Das vom montenegrinischen Parlament im Dezember erlassene Gesetz zur Religionsfreiheit dürfte zunächst auf Eis bleiben. Wie Premier Dusko Markovic am Freitag für den TV-Sender RTCG erläuterte, wäre die Regierung bereit, mit der Umsetzung des Gesetzes abzuwarten, bis die Meinungen vom montenegrinischen Verfassungsgericht und dem Europäischen Gerichtshof für Menschenrechte vorliegen.

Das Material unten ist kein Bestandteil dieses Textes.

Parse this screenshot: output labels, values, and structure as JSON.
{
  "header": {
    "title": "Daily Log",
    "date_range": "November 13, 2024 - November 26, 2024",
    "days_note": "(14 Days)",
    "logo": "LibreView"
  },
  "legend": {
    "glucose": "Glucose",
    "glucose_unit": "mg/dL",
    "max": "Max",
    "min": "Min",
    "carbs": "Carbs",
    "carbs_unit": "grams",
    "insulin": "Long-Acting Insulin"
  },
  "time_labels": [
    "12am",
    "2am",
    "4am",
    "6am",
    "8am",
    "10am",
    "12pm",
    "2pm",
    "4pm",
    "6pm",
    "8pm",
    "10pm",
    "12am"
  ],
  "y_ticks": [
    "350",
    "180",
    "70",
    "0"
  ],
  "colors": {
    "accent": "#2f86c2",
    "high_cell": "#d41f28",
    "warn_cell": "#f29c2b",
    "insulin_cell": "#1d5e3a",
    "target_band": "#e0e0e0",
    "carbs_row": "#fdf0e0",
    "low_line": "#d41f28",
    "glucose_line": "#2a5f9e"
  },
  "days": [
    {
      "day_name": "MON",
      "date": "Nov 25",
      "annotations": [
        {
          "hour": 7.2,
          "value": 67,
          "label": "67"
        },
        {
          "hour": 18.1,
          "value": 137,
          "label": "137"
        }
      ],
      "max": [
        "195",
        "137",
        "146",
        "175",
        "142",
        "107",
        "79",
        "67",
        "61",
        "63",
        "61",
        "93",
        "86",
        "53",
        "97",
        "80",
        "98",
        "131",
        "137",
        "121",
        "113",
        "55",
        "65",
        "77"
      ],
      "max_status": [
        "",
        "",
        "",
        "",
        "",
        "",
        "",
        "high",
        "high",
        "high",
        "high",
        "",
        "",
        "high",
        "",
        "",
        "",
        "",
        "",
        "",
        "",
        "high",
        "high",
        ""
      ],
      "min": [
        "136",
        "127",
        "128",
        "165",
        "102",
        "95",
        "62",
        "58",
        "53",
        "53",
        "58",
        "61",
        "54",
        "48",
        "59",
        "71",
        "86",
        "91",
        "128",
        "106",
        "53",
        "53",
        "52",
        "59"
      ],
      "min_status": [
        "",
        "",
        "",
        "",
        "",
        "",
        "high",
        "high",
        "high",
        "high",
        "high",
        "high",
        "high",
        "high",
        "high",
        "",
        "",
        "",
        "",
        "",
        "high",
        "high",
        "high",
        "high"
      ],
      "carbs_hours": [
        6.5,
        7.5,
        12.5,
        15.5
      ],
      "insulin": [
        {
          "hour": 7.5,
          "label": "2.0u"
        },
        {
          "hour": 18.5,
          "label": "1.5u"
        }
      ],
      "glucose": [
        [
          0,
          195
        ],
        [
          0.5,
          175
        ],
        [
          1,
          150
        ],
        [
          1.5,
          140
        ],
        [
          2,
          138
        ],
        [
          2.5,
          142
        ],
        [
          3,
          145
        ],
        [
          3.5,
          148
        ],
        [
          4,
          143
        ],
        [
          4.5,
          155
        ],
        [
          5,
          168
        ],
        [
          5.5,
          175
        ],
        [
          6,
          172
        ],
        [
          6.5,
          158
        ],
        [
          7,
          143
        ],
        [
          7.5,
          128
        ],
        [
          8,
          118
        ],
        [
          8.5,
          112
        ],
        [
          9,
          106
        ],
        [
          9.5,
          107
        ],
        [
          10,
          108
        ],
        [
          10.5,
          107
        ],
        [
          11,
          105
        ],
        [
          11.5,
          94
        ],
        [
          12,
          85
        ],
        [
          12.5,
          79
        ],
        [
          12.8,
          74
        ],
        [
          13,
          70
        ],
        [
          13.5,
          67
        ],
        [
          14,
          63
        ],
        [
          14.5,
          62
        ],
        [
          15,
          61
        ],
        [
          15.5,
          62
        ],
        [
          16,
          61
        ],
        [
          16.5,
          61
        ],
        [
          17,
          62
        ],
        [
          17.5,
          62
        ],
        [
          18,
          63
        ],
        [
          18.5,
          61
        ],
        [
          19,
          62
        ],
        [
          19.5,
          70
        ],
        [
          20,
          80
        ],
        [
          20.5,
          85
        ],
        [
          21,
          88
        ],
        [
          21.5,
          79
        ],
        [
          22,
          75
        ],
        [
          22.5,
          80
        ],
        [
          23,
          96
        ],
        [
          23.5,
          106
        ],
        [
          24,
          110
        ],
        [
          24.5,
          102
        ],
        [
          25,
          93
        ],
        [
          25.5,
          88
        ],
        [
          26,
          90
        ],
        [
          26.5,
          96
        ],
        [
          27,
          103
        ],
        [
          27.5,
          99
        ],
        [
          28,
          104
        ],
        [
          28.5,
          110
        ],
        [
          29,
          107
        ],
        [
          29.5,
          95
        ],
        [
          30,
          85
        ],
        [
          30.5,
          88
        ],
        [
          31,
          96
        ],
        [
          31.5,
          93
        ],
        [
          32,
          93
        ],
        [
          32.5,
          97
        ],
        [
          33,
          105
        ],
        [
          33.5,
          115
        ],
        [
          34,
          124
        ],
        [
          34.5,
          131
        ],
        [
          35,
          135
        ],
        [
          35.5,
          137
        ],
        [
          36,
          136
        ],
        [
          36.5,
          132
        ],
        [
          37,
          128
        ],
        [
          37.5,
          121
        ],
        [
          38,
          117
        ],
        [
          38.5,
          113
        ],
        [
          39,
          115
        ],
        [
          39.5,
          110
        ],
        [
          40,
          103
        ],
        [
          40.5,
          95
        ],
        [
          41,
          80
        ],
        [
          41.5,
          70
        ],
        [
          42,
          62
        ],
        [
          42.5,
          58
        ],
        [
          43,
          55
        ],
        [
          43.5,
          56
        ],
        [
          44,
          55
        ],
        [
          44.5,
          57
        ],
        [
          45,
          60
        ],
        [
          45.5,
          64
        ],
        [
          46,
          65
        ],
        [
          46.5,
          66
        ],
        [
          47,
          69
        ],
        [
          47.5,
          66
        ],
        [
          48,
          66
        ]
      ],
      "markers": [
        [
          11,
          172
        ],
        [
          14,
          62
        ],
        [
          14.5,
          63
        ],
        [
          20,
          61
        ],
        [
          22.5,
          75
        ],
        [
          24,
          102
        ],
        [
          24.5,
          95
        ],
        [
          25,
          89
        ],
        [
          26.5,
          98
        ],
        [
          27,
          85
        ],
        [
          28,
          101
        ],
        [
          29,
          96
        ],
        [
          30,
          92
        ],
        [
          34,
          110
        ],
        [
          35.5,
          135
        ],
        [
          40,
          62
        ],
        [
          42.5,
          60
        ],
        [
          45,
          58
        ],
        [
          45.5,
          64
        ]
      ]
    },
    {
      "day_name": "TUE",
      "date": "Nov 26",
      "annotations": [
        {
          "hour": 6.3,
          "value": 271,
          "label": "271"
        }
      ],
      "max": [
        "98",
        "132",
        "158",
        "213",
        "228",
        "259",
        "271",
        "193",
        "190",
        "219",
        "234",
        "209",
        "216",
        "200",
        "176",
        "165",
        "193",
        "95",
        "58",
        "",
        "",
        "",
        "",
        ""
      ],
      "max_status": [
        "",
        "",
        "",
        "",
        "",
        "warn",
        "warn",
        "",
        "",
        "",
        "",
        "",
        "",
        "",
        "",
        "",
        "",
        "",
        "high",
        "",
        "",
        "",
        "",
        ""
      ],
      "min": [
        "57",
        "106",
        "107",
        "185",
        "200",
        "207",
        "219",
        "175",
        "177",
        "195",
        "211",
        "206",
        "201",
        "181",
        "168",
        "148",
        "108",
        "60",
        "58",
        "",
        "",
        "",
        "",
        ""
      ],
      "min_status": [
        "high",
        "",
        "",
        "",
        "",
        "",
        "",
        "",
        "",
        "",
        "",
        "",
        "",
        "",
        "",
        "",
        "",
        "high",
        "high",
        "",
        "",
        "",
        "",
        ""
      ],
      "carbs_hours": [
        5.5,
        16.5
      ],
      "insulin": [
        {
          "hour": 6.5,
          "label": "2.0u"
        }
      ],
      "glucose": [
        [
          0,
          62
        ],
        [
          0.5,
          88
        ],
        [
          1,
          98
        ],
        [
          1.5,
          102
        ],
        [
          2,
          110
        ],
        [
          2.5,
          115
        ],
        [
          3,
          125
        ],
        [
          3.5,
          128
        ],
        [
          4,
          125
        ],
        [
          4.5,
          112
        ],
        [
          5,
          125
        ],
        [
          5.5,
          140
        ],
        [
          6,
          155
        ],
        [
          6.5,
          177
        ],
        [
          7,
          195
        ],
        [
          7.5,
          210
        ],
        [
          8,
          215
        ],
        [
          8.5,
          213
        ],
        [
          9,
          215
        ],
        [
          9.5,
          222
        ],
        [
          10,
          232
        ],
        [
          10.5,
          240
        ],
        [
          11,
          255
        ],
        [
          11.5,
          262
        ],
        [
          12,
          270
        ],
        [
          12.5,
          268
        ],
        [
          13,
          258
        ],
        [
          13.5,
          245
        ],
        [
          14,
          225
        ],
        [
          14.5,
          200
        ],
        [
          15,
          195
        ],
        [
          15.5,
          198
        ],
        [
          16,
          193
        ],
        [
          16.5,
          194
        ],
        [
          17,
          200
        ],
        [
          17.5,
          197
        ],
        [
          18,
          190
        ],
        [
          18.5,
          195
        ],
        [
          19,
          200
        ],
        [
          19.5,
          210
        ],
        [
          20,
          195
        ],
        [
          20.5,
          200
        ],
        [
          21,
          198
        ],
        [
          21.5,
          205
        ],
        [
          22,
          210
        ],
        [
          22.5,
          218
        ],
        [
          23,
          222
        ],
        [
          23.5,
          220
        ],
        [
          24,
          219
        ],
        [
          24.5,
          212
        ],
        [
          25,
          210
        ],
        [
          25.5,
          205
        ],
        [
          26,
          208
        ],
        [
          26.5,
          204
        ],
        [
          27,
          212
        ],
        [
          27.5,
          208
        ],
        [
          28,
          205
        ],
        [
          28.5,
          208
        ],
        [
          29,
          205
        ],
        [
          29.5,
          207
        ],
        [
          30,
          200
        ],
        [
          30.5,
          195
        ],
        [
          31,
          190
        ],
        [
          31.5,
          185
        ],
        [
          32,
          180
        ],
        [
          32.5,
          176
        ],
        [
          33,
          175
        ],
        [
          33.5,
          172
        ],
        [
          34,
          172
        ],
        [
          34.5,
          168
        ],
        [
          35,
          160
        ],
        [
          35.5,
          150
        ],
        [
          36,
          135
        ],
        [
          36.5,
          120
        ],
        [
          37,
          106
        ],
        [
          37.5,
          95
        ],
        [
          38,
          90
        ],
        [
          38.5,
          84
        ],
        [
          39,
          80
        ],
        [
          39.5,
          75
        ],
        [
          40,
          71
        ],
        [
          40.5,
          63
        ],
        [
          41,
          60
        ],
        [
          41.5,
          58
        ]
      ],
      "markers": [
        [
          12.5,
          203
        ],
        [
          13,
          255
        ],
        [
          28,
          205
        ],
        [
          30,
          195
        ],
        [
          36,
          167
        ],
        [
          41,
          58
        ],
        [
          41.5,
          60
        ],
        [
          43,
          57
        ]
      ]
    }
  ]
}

Dieser Standpunkt sei vor einigen Tagen auch dem Metropoliten der serbisch-orthodoxen Kirche in Montenegro, Amfilohije (Radovic), überbracht worden. Auch sei eine Fortsetzung des Dialogs zum umstrittenen Gesetz vorgeschlagen worden. „Leider ist seitens des Metropoliten Amfilohije als Antwort darauf die Aufforderung zur Wiederaufnahme von Protest-Prozessionen erfolgt“, stellte der Regierungschef heute fest.

Das Kirchengesetz sieht vor, dass die Kirchen einen Besitznachweis für kirchliche Gebäude, Klöster und Grundstücke erbringen müssen, die ihnen bereits vor 1918 gehört hatten, also noch vor der Eingliederung Montenegros in das dann gegründete Königreich Jugoslawien. Die serbisch-orthodoxe Kirche, die dem Patriarchat im Nachbarland Serbien untersteht, befürchtet, dass ihr die Regierung die Besitztümer wegnehmen möchte.

Nach dem Erlass des Gesetzes waren von der serbisch-orthodoxen Metropolie landesweit massive Protest-Prozessionen organisiert worden. Sie waren im März wegen der Coronavirus-Krise eingestellt worden. Laut kürzlicher Ankündigung des Metropoliten Amfilohije sollen sie am kommenden Sonntag wieder aufgenommen werden.

Die Prozessionen müssten unter Einhaltung aller epidemiologischer Maßnahmen und Empfehlungen stattfinden, unterstrich Premier Markovic am Freitag.

Nach einer Prozession in der zweitgrößten Stadt Niksic wurden Mitte Mai ein Bischof und acht Priester vorübergehend festgenommen. Ihnen wird angelastet, gegen das damals geltende Versammlungsverbot verstoßen zu haben.

Die meisten Montenegriner gehören der serbisch-orthodoxen Kirche an.